Natalia s’entend dire que son mari est blessé et que sa survie dépend de ses réponses. «Je m’efforçais de leur faire comprendre que nous étions quatre civils n’ayant commis aucun crime», témoigne-t-elle.

Libérées après cinq jours

Le 22 mars enfin, après cinq jours d’une interminable détention, les militaires russes décident de les libérer non sans leur faire signer un document stipulant leur collaboration avec l’armée russe, qu’ils menacent de publier sur les réseaux sociaux. Vers 17h, Elena, Natalia et leurs maris respectifs sont enfin relâchés.

Réfugiées à Genève depuis le 11 avril – leurs maris n’ont pas voulu quitter l’Ukraine –, les deux femmes ignorent toujours la raison de leur captivité, qui, pour elles, reste tout aussi infondée que la guerre elle-même. Leur détention fait désormais l’objet d’une enquête de l’ONG Human Rights Watch. 

Une Genevoise coud des doudous pour les Ukrainiens

TR • «J’aime faire des choses avec mes mains, comme ces doudous. Mais mes petits enfants en ont assez et il faut bien les donner à quelqu’un», s’amuse Annie Pillard-Salzani, retraitée au grand cœur. A l’appel de la Caravane sans frontières, elle a réalisé une cinquantaine de peluches distribuées aux enfants ukrainiens réfugiés à Genève. Un deuxième carton est actuellement en préparation. «J’y consacre deux à trois jours par semaine», précise cette passionnée de couture. Autre motivation: venir en aide à des personnes qui fuient la guerre. «Je suis sensible au conflit en Ukraine. On ne peut pas rester passif», estime Annie Pillard-Salzani. Un engagement salué par la Caravane sans frontières. «Cette dame nous a appelés elle-même. Nous la remercions du fond du cœur», témoigne sa présidente, Silvana Mastromatteo. «Tous ces petits gestes comptent. Notre association est une locomotive, mais l’action se fait directement grâce au donateur», affirme-t-elle.

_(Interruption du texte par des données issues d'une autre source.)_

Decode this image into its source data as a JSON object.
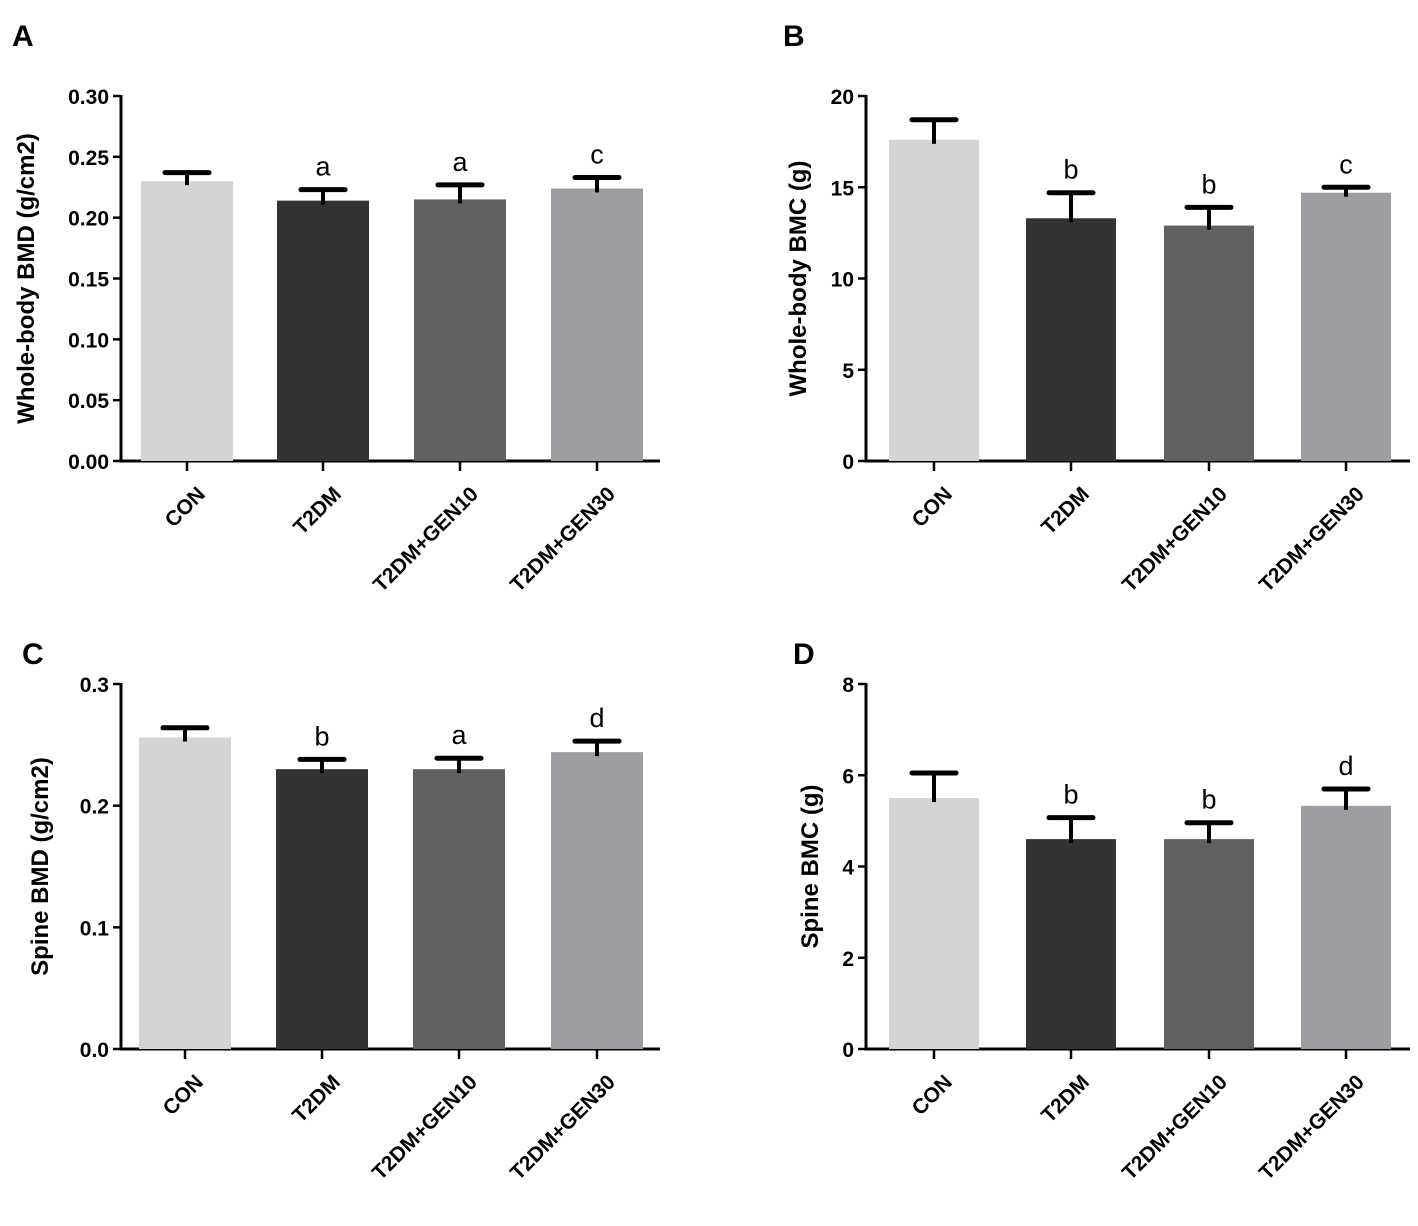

Face au conflit, ailleurs aussi, les actions de solidarité se multiplient. A l’image de celle conduite par l’association des parents d’élèves de l’école de Trembley (APET) en faveur de familles ukrainiennes réfugiées. En tout près de 250 kilos de produits de première nécessité et d’habits ont été récoltés. Une initiative lancée en collaboration avec le corps enseignant et la direction de l’école par le vice-président de l’APET, Jacky Baulet, soucieux de pouvoir venir en aide à des personnes qui fuient la guerre. «On nous a beaucoup remerciés, signe que notre action était utile. Nous sommes prêts à nous remobiliser en cas de besoin», promet Jacky Baulet.